Thermal analysis and Hot-stage Raman spectroscopy of the basic copper arsenate mineral

Abstract

The thermal analysis of euchroite shows two mass loss steps in the temperature range 100–105 °C and 185–205 °C. These mass loss steps are attributed to dehydration and dehydroxylation of the mineral. Hot-stage Raman spectroscopy (HSRS) has been used to study the thermal stability of the mineral euchroite, a mineral involved in a complex set of equilibria between the copper hydroxy arsenates: euchroite Cu2(AsO4)(OH)·3H2O → olivenite Cu2(AsO4)(OH) → strashimirite Cu8(AsO4)4(OH)4·5H2O → arhbarite Cu2Mg(AsO4)(OH)3. HSRS inolves the collection of Raman spectra as a function of the temperature.

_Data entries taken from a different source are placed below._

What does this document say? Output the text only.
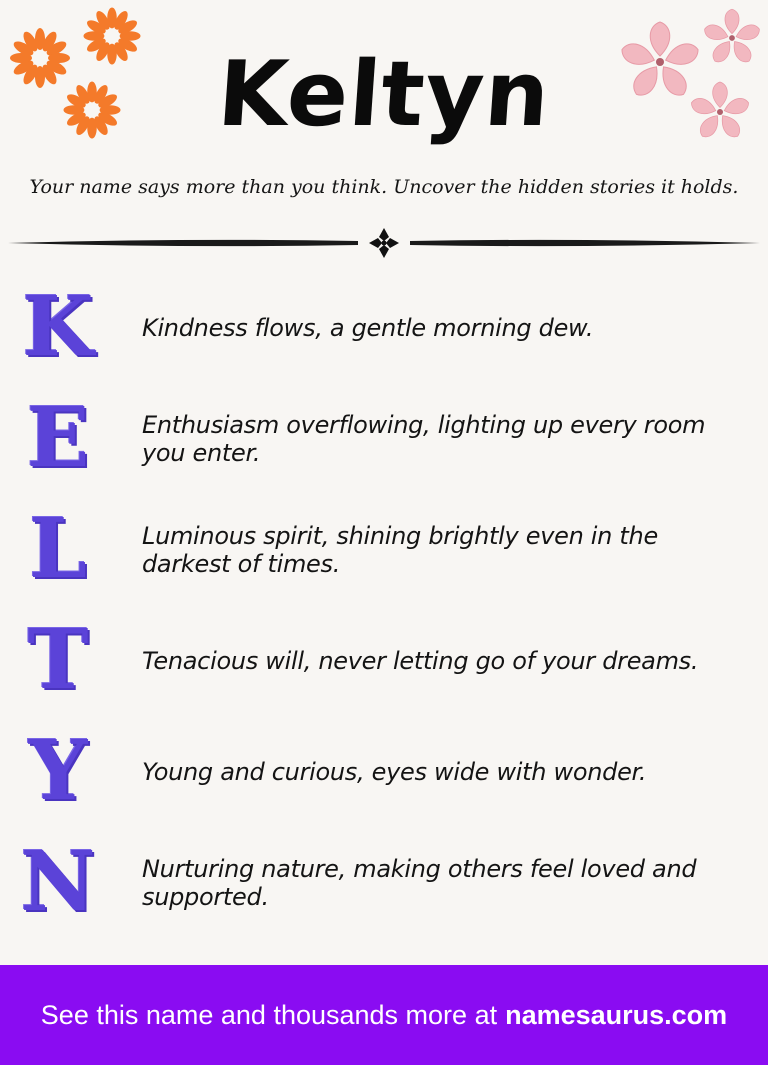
Keltyn
Your name says more than you think. Uncover the hidden stories it holds.
K	Kindness flows, a gentle morning dew.
E	Enthusiasm overflowing, lighting up every room you enter.
L	Luminous spirit, shining brightly even in the darkest of times.
T	Tenacious will, never letting go of your dreams.
Y	Young and curious, eyes wide with wonder.
N	Nurturing nature, making others feel loved and supported.
See this name and thousands more at namesaurus.com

HSRS shows that the mineral euchroite decomposes between 125 and 175 °C with the loss of water. At 125 °C, Raman bands are observed at 858 cm−1 assigned to the ν1 AsO43− symmetric stretching vibration and 801, 822, and 871 cm−1 assigned to the ν3 AsO43− (A1) antisymmetric stretching vibrations. A distinct band shift is observed upon heating to 275 °C. At 275 °C, the four Raman bands are resolved at 762, 810, 837, and 862 cm−1. Further heating results in the diminution of the intensity in the Raman spectra, and this is attributed to sublimation of the arsenate mineral. HSRS is the most useful technique for studying the thermal stability of minerals, especially when only very small amounts of mineral are available.